NOTE I. MORCEAU INÉDIT DE SAINT-SIMON RELATIF À L'ACADÉMIE FRANÇAISE.

La plupart des notes de Saint-Simon sur le Journal de Dangeau se retrouvent dans ses Mémoires. En voici une qui fait exception. En parlant des faveurs dont Villars fut comblé à son retour, en 1714 (Voy. p. 51 et suiv. de ce volume), Saint-Simon ne dit rien de son élection à l'Académie française (17 mai 1714). Mais dans ses notes sur le Journal de Dangeau qui mentionne cette nouvelle, on trouve le passage suivant [64] :

« L'Académie françoise se perdit peu à peu par sa vanité et par sa complaisance. Elle seroit demeurée en lustre si elle s'en étoit tenue à son institution; la complaisance commença à la gâter: des personnes puissantes par leur élévation ou par leur crédit protégèrent des sujets qui ne pouvoient lui être utiles, conséquemment ne pouvoient lui faire honneur. Ces protections s'étendirent après jusque sur leurs domestiques par orgueil, et ces domestiques qui n'avoient souvent pas d'autre mérite littéraire furent admis. De là cela se tourna en espèce de droit que l'usage autorisa, et qui remplit étrangement l'Académie. Pour essayer de se relever au moins par la qualité de ses membres, elle élut des gens considérables, mais qui ne l'étoient que par leur naissance ou leurs emplois, sans lesquels les lettres ne les auroient jamais admis dans une société littéraire, et ces personnes eurent la petitesse de s'imaginer que la qualité d'académiciens les rendoit académiques. De l'un à l'autre cette mode s'introduisit, et l'Académie s'en applaudit par la vanité de faire subir à ces hommes distingués une égalité littéraire en places, en sièges, en voix, en emplois de directeur et de chancelier par tour ou par élection; et tel qui eût été à peine assis chez un autre, se croyoit quelque chose de grand par ce mélange avec lui au dedans de l'Académie, et ne sentoit pas que cette distinction intérieure et momentanée ne différoit guère de celle des rois de théâtre et des héros d'opéra.
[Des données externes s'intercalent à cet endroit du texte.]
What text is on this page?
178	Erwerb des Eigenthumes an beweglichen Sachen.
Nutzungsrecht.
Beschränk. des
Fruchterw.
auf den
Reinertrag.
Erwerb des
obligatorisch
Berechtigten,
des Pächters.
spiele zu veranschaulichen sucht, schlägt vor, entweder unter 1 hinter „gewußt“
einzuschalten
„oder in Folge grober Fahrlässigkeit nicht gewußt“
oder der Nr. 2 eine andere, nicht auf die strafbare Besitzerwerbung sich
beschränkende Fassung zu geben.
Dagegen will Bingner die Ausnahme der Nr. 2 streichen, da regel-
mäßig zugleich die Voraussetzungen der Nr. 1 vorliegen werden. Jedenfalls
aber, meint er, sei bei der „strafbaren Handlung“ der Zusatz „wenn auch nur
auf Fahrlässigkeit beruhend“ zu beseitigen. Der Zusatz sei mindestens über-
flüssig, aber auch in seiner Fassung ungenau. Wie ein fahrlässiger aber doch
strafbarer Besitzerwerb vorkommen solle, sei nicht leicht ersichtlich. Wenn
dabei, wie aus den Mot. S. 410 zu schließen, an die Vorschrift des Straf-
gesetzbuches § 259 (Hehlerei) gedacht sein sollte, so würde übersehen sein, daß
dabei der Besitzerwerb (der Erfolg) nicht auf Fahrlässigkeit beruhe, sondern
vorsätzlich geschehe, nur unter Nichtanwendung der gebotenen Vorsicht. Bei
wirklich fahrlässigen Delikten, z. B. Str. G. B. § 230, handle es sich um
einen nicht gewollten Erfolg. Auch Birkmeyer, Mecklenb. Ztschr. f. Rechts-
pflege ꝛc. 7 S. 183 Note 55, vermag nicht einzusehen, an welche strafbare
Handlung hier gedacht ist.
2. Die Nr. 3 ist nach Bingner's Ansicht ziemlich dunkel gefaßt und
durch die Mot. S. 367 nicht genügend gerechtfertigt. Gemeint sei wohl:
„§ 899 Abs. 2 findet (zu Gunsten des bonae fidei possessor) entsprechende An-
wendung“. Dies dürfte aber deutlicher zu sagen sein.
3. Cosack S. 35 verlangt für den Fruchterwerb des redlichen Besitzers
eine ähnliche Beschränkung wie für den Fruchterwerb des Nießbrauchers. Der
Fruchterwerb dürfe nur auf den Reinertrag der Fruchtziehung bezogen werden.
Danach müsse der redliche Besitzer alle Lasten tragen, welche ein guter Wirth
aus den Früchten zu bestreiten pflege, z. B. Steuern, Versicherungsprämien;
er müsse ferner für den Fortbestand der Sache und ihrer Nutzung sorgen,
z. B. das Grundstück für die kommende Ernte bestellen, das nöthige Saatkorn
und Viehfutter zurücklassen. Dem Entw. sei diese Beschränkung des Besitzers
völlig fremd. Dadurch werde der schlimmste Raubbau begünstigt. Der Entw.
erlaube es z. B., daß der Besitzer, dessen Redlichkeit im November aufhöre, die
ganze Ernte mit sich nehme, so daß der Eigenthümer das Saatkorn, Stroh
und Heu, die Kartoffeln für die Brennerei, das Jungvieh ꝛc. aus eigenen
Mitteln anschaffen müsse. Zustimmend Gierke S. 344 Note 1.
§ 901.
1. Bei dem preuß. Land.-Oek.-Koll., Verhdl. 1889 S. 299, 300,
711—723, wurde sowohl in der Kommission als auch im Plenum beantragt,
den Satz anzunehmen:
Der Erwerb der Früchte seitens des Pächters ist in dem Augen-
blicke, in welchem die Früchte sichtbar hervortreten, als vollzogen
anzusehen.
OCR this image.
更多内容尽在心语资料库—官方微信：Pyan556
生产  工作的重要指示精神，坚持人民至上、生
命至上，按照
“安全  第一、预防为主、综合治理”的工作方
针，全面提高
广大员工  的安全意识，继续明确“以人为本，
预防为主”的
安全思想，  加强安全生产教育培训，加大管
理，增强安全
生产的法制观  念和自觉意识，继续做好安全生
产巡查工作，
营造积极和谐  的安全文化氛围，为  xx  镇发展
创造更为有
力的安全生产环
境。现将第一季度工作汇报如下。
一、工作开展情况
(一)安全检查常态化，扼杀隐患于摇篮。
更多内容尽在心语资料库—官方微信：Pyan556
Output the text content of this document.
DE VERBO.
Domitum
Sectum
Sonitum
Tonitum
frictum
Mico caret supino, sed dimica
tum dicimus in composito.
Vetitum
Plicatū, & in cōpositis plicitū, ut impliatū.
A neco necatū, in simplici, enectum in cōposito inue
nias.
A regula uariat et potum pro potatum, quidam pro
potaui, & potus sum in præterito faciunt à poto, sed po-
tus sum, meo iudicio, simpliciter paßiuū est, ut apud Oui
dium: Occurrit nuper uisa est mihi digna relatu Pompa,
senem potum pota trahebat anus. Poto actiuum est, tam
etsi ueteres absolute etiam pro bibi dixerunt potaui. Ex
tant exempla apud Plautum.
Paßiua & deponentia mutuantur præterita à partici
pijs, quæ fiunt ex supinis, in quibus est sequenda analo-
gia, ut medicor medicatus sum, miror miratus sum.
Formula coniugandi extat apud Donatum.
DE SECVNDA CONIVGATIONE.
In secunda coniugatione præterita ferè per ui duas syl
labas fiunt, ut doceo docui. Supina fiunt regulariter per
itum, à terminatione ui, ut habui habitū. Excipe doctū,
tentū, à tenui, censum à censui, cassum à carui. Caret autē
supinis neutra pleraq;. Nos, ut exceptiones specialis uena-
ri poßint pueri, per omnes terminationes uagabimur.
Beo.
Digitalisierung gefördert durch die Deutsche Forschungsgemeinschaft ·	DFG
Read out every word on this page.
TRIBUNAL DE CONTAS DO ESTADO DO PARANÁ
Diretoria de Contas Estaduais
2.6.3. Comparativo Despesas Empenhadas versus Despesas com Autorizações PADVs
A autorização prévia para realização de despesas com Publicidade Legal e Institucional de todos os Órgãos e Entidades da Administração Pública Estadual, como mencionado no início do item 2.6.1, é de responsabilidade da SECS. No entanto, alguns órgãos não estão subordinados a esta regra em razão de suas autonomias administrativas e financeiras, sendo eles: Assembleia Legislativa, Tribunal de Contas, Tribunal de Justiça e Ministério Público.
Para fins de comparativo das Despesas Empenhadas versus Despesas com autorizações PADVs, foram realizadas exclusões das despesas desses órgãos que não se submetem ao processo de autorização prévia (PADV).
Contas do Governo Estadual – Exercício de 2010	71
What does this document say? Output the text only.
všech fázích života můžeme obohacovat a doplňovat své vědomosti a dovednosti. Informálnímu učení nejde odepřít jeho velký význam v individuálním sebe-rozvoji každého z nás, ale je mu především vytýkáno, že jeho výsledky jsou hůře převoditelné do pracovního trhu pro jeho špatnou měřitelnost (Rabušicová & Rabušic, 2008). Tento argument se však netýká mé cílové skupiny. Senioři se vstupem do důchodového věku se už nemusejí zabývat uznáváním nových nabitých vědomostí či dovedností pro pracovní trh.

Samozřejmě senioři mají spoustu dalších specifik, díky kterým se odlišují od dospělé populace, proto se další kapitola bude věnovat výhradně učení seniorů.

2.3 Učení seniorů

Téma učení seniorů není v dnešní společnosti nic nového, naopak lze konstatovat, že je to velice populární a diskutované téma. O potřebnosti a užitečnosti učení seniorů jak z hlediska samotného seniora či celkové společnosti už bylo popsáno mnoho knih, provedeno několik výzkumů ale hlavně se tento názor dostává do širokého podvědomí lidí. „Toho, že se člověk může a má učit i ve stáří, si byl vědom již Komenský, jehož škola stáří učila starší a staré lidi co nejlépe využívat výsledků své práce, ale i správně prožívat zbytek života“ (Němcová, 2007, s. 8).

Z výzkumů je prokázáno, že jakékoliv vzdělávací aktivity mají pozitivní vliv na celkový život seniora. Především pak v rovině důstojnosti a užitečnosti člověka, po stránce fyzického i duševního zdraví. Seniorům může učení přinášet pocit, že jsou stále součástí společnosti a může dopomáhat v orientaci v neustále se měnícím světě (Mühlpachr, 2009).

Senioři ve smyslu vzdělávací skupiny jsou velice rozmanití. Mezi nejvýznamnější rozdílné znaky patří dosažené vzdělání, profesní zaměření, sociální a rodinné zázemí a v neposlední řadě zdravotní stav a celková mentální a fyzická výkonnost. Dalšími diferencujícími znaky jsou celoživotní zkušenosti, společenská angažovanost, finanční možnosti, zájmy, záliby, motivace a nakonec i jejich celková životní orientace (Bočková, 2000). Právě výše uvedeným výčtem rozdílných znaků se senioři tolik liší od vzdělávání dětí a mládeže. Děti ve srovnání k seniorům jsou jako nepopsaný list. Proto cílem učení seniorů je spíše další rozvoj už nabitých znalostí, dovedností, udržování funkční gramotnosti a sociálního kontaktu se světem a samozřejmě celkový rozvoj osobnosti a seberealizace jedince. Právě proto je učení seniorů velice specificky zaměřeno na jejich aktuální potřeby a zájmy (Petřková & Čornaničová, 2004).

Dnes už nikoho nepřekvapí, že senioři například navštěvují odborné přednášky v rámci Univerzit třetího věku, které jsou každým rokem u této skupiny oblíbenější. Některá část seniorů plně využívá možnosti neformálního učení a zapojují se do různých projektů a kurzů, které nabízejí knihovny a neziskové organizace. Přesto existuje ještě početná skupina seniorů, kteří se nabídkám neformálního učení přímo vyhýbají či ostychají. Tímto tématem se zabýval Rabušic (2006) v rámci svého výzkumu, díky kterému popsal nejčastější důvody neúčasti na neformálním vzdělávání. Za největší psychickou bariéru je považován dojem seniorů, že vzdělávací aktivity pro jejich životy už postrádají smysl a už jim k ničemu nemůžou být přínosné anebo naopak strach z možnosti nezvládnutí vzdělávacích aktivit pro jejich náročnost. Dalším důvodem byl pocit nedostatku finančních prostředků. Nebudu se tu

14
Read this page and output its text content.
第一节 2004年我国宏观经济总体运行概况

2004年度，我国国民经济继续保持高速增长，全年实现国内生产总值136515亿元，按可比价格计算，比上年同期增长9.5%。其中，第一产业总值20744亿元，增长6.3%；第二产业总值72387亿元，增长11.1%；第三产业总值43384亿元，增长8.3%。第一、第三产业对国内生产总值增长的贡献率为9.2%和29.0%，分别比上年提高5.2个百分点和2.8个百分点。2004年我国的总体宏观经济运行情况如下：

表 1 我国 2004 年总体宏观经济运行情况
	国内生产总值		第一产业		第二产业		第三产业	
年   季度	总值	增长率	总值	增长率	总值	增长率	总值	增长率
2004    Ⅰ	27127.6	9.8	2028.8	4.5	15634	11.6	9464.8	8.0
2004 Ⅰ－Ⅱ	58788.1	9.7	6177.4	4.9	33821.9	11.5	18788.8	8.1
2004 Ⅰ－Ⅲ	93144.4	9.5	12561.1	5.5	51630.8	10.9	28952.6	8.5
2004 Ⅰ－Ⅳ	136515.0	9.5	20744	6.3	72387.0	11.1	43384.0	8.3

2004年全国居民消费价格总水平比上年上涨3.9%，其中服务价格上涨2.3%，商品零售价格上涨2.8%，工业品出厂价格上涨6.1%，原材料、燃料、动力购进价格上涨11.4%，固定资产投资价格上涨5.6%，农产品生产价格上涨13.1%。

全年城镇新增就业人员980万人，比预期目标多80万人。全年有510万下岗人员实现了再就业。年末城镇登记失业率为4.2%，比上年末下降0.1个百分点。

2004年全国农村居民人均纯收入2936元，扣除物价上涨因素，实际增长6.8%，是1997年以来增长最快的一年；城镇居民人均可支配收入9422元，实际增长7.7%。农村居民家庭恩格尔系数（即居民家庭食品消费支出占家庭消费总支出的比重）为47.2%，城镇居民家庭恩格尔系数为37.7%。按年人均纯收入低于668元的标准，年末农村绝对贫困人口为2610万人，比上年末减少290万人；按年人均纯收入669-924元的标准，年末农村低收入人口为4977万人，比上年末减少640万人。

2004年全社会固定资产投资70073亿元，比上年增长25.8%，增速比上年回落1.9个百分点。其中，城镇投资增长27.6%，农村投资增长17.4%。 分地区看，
« Que pour honorer l'Académie, la distinction des personnes ne fût pas un obstacle à les admettre, quand d'ailleurs ils avoient de quoi payer de leurs personnes par leur savoir et par leur bon goût et s'en tenir là, c'étoit chose raisonnable; on avoit commencé de la sorte; cela honoroit qui que ce fût; l'égalité littéraire contribuoit à l'émulation et à l'union des divers membres dans un lieu où l'esprit et les lettres seules étoient considérées, et ou tout autre éclat ne devoit pas être compté. Tant que l'Académie n'a été ouverte qu'à des prélats et à des magistrats en petit nombre, distingués en effet par les lettres, et à des gens de qualité, même de dignité, s'il s'en trouvoit de tels, elle leur a donné et en a reçu un éclat réciproque; mais depuis que, de l'un à l'autre, par mode et par succession de temps, les grandes places et celles de domestiques sans autre titre s'y sont réunies, la mésalliance est tombée dans le ridicule, et les lettres dans le néant, par le très petit nombre de gens de lettres qui y ont eu place et qui se sont découragés par les confrères qui leur ont été donnés, parfaitement inutiles aux lettres et bons seulement à y cabaler des élections. On admirera la fatuité de plusieurs gens considérables qui s'y laissèrent entraîner, et celle de l'Académie à les élire. »

Suite
[64]
Je dois ce morceau inédit de Saint-Simon à l'obligeance de M. Amédée Lefèvre-Pontalis, auteur d'un excellent Discours sur la Vie et les Mémoires de Saint-Simon, qui a été couronné par l'Académie française.